Não, não, o que quero saber é o preço disto?
Ah! O carismático? Não está à venda.

Foi-se embora.
Chegou segundo atraído pelo cheiro da bifana, e a mesma cena. Terceiro, idem aspas. Ao quarto, decidi levar o carismático para as traseiras, depois pensei se não seria burrice minha rejeitar um negócio sem sequer discutir o preço. O quinto a arribar nem olhou para o carismático e iniciei-me no negócio com um passarinho, uma bifaninha e dois copos de branco da casa. Fiquei convencido que tinha ganho o primeiro promotor nas redondezas do meu negócio de bifanas e passarinhos fritos em molho de vinho de alhos.

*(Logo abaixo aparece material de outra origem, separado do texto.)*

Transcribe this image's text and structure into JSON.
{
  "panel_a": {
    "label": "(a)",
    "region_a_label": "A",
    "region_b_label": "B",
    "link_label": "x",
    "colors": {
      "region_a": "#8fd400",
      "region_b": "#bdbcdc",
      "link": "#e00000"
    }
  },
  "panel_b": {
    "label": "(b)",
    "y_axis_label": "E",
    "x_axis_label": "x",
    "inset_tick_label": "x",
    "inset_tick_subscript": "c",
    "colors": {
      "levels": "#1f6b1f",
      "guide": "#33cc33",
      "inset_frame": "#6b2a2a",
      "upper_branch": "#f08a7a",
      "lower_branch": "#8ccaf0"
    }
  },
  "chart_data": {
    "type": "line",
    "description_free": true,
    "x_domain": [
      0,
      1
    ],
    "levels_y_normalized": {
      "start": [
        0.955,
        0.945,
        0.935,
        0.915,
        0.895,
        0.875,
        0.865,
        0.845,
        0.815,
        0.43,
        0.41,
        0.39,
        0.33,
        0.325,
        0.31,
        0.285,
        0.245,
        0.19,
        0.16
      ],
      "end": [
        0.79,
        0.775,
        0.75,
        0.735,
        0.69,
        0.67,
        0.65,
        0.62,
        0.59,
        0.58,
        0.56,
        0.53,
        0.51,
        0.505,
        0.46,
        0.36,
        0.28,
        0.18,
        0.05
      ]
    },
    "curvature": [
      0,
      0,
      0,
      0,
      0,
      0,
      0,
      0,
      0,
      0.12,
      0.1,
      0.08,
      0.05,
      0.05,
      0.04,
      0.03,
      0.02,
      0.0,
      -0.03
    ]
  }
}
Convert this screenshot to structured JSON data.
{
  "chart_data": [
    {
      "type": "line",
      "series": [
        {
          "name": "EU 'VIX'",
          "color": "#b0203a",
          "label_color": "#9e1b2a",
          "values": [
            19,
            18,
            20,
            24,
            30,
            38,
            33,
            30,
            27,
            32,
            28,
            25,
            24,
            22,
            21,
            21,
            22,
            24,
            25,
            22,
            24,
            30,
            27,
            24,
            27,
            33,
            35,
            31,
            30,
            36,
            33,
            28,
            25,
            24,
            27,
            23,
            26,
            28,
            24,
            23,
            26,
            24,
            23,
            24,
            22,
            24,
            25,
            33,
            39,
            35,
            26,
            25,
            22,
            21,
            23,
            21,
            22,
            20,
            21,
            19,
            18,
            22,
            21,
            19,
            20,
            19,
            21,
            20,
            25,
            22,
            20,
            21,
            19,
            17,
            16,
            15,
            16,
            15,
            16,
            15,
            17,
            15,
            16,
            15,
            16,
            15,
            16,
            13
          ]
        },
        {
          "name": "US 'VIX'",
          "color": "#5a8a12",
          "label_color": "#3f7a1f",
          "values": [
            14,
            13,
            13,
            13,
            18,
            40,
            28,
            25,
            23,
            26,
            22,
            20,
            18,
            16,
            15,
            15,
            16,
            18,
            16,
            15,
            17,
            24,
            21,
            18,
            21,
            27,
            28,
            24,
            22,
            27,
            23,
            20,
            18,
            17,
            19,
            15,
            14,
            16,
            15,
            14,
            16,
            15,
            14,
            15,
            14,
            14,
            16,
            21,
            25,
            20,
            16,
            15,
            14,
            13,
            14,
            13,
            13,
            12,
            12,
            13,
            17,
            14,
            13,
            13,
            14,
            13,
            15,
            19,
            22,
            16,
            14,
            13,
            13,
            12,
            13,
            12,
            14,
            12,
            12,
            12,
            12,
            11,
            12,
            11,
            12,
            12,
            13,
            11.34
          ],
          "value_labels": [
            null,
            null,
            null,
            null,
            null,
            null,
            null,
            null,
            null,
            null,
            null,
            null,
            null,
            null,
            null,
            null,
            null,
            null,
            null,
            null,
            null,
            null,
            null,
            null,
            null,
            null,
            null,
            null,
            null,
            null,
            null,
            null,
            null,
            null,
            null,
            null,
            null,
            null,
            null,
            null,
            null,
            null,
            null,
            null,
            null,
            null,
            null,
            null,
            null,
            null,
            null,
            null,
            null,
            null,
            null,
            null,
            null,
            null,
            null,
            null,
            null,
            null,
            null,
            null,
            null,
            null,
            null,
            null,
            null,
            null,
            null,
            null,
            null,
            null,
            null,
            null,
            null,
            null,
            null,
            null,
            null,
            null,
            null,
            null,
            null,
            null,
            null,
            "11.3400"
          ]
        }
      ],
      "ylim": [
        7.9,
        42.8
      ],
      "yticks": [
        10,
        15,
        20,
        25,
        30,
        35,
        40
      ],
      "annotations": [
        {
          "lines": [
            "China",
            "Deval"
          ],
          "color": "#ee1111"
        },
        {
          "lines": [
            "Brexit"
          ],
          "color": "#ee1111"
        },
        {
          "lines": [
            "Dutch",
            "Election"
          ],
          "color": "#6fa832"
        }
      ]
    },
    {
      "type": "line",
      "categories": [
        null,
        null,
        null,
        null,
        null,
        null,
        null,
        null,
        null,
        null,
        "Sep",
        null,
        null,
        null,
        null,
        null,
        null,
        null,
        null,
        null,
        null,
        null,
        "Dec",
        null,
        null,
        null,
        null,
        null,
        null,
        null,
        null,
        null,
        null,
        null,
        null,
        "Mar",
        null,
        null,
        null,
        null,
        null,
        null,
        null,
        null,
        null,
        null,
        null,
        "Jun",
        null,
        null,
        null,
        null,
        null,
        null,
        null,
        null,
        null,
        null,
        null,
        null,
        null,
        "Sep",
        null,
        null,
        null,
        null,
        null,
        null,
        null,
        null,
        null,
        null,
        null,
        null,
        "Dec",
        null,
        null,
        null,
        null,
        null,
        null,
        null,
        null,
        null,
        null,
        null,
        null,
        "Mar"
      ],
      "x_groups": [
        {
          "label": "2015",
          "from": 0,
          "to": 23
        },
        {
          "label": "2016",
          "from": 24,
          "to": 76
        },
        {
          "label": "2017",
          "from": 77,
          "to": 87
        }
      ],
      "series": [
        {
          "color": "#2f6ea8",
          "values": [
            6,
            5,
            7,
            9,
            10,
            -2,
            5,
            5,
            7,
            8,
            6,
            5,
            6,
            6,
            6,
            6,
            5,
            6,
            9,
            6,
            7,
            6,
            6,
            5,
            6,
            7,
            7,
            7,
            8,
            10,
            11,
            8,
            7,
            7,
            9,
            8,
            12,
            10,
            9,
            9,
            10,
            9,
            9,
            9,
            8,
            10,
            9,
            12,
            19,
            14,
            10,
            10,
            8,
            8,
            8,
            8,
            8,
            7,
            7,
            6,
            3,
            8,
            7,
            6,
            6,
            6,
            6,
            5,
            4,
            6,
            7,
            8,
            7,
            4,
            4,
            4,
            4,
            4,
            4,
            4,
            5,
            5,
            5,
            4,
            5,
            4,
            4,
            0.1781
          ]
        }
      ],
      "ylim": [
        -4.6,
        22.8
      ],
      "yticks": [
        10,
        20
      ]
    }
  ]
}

Chegou o sexto, e volta à baila o carismático.
Quanto é que isto custa?
Duzentos euros?
Duzentos euros?!!!
Não posso vender por sequer menos um cêntimo para não perder com o negócio. Não é meu. Colocou-o aí pessoa amiga que está a desfazer-se das recordações. Sabe como é, a crise está a atormentar muita gente...
Disse du-zen-tos euros?
Foi realmente o que eu disse. O carismático tem mais recordações que o sr. Manuel de Oliveira.
E se for só isto?, perguntou o interessado apontando para o carismático?
Não posso vender a carisma à parte. Bem vê, a parte restante perderia todo o sentido.
Está bem. Pode embrulhar.

 Ficar sem o carismático fez- me sentir dolorosamente ainda mais só.
Fui ter com um tipo que conhecia dos tempos da escola, um destes fulanos capaz de satisfazer qualquer encomenda, dei lhe as dicas necessárias e em três tempos tinha outro carismático na loja. Vendi-o, sem dificuldade, por duzentos e cinquenta euros. E encomendei uma dúzia ao artista dos carismáticos. Já só me sobram dois, e o preço já vai nos dois mil euros cada. Dou trinta por cento ao artista, que nunca na vida viu tanto dinheiro, o mesmo não digo eu, que fui caixa no banco durante trinta anos.

Há pouco passou por aí, entristecido, o sr. Seguro. Pensei, se este vem para comprar carisma, vem tarde, e não vendo em separado. Mas nem reparou, ou evitou reparar no carismático.
Um passarinho e um copo de água. O passarinho desossado, se faz favor.
Lamento mas não tenho passarinhos desossados. Mas pode comer uma bifaninha. Sem osso.
Tem muita gordura.

E foi-se embora com mais fome do que vinha.